Les analyses des experts de l’État concluent en outre à la vétusté desdites installations. « D’où la nécessité d’examiner les solutions possibles pour améliorer le rendement de ces infrastructures au regard des contraintes liées à leur saturation face à l’augmentation de la consommation des produits pétroliers consécutive à la croissance économique et industrielle de la RDC. », tranchait l’ancienne ministre du Portefeuille. Il appert que Total, coactionnaire dans SEP Congo et FINALOG, a mené une démarche solitaire en recourant à l’expertise d’une société spécialisée, FOSTER Wheeler, en vue de l’amélioration de la capacité actuelle des infrastructures existantes par des travaux techniques de manière à optimiser leur rendement. FOSTER aurait offert d’augmenter les capacités du pipeline existant sur près de 140 km pour près de 28 millions d’euros. Montant récusé par le Portefeuille. Évoquant la défectuosité des infrastructures d’acheminement et de stockage des produits pétroliers, Munga Mesozi avait en effet jugé fallacieuse l’insuffisance des moyens financiers (devant couvrir les différentes charges) avancée par les coactionnaires privés. Cette situation empêche l’État de disposer d’un pouvoir de contrôle et de suivi des activités non seulement de SEP Congo mais aussi de FINALOG. Et pourtant, outre les 36,6 % des parts dans SEP Congo, l’État dispose également des 40 % des actions dans FINALOG. Le poste d’ADGA lui revient. Mais cette disposition aurait été étouffée par les partenaires privés, dénonce-t-on au ministère du Portefeuille. Difficile pour l’État de se faire une réelle idée sur les rentrées financières de FINALOG. Selon des sources, cette dernière réaliserait en moyenne quelque 10.8 millions de dollars de chiffre d’affaires, plus de 8 millions de marge brute et de près de 4 millions de résultat opérationnel.
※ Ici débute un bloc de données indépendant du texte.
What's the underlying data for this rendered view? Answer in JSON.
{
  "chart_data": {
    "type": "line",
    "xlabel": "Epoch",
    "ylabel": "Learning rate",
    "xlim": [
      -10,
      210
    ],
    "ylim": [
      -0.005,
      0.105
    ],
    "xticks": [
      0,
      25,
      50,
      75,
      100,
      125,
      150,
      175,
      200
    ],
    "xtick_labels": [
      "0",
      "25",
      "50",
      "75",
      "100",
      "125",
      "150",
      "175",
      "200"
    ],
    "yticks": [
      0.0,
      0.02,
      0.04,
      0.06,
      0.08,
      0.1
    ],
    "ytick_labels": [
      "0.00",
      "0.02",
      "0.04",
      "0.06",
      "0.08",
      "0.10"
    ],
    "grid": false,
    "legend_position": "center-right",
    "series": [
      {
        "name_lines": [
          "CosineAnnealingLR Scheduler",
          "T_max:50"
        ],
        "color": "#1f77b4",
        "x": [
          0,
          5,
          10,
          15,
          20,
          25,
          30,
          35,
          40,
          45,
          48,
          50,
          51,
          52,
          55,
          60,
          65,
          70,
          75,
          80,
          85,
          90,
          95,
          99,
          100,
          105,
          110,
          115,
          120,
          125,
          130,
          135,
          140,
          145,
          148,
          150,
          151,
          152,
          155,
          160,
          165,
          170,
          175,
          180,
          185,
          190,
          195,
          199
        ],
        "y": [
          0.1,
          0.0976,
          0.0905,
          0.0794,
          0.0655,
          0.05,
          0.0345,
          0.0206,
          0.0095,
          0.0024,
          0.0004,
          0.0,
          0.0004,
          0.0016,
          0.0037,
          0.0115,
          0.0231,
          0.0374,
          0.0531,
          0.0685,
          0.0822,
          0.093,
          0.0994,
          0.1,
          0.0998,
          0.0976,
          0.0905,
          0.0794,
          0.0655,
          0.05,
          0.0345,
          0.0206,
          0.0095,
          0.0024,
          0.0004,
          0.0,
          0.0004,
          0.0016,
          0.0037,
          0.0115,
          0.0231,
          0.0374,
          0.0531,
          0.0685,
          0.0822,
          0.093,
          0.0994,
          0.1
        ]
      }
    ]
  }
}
L’État actionnaire devrait exiger aussi un audit spécifique de SEP Congo et FINALOG. Les conclusions de cet audit permettraient au gouvernement de prendre des décisions idoines. Mais les experts du gouvernement devraient hic et nunc établir, soit-il à titre provisoire, les estimations sur la quote-part à prendre en charge par la structure des prix des produits pétroliers. Certes, la mise en œuvre du schéma de l’amélioration de la capacité des infrastructures actuelles de transport et de stockage des produits pétroliers doit se faire dans un bref délai, en compagnie d’autres actionnaires. Mais le gouvernement (Matata), sur l’exigence du Portefeuille, a levé l’option de la solution définitive préconisée pour cette question d’infrastructures de transport et de stockage. Reste la construction d’un nouveau pipeline. Et une étude financière et technique devra être commandée par l’État, seul, auprès d’une firme spécialisée pour ce faire.  Crispin Atama, l’actuel ministre de la Défense nationale, avait lancé à l’époque où il a été ministre des Hydrocarbures, un avis à manifestation d’intérêts pour le recrutement en vue de l’étude de faisabilité d’un pipeline dont le point de départ est le port maritime de Banana et le point de livraison le terminal de Kinshasa en passant par Ango-Ango. Deux ans après, un quai pétrolier ainsi qu’un appontement d’une capacité de stockage de 25 000 m3 ont été construits par l’entreprise d’État, Cobil. Pourtant, l’infrastructure qui a fait l’objet de l’appel d’offre du ministre des Hydrocarbures, devrait faire transiter des produits finis, c’est-à-dire essence, gasoil… kérosène d’un volume combiné de 1 million de m3, dans un premier temps, et de 3 millions de m3 à l’horizon 2020.